Depuis 2002, les démêlés autour du Massif du Noirmont n'en finissent plus de défrayer la chronique. Vierges de toute exploitation commerciale pour le quatrième hiver consécutif, quelques-unes des plus belles pistes haut-jurassiennes se trouvent au coeur d'un imbroglio juridico-politique qui tarde à trouver son épilogue.
Un statu quo que suivent à distance les techniciens du Comité Régional de Ski qui avaient fait du Noirmont leur terrain d'entraînement fétiche. «Tous nos meilleurs éléments ont appris à skier là, assure Pierre Bondier, le Conseiller Technique Régional. C'est tout près du Collège des Rousses où sont concentrés nos meilleurs jeunes et on y trouve un dénivelé que l'on ne retrouve pas ailleurs dans le Massif sauf à aller à Lélex.La station nous accueille toujours très volontiers mais c'est beaucoup plus loin et les déplacements sont complexes à organiser».
Privés de leur site favori, les entraîneurs jurassiens vivent d'expédients depuis quatre ans et commencent à s'inquiéter des conséquences de la situation actuelle.
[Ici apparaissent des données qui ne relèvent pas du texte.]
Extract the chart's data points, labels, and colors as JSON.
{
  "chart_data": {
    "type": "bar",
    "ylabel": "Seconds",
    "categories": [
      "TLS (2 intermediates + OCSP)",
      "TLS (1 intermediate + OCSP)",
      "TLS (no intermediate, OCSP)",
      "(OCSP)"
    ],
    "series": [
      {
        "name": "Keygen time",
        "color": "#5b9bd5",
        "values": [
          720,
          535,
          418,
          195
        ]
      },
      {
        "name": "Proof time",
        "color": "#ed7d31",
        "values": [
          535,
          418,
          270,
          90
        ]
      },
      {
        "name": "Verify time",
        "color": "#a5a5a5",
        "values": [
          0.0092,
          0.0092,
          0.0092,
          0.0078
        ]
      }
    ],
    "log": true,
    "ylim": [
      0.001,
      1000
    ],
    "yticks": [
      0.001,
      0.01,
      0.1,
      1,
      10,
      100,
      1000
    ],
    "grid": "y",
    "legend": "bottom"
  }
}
Pas d'alternative satisfaisante.
«On s'est replié sur les Tuffes ou sur les Jouvencelles mais les pentes y sont faibles. Ce n'est pas là dessus qu'on fabrique des champions!» relève sans ambages Pierre Bondier qui regrette également les conditions optimales de traçage des pistes qu'il trouvait au Noirmont. «On traçait comme on voulait!» se souvient Pierre Bondier qui doit composer avec davantage de contraintes sur les pistes des Tuffes ou des Jouvencelles, mises à disposition par la société exploitante, la Sogestar. «L'exploitation commerciale est prioritaire et on peut le comprendre. Mais je suis persuadé que la cohabitation avec les touristes est tout à fait possible».
«C'est notre mine d'or!»
Un appel du pied pour obtenir d'avantage de marge de manoeuvre mais en aucun cas une solution pérenne tant le Noirmont continue à s'imposer comme la panacée aux yeux de Pierre Bondier et de bon nombre de techniciens du Massif.
«C'est notre mine d'or! Pour que le partenariat avec le collège des Rousses redevienne ce qu'il il été, il nous faut le Noirmont».
Le Noirmont attend désormais le lancement d'un nouvel appel d'offres pour attribuer son exploitation.
François Godin, le président du Syndicat Mixte en charge du site, souhaite sa réouverture dès l'hiver prochain.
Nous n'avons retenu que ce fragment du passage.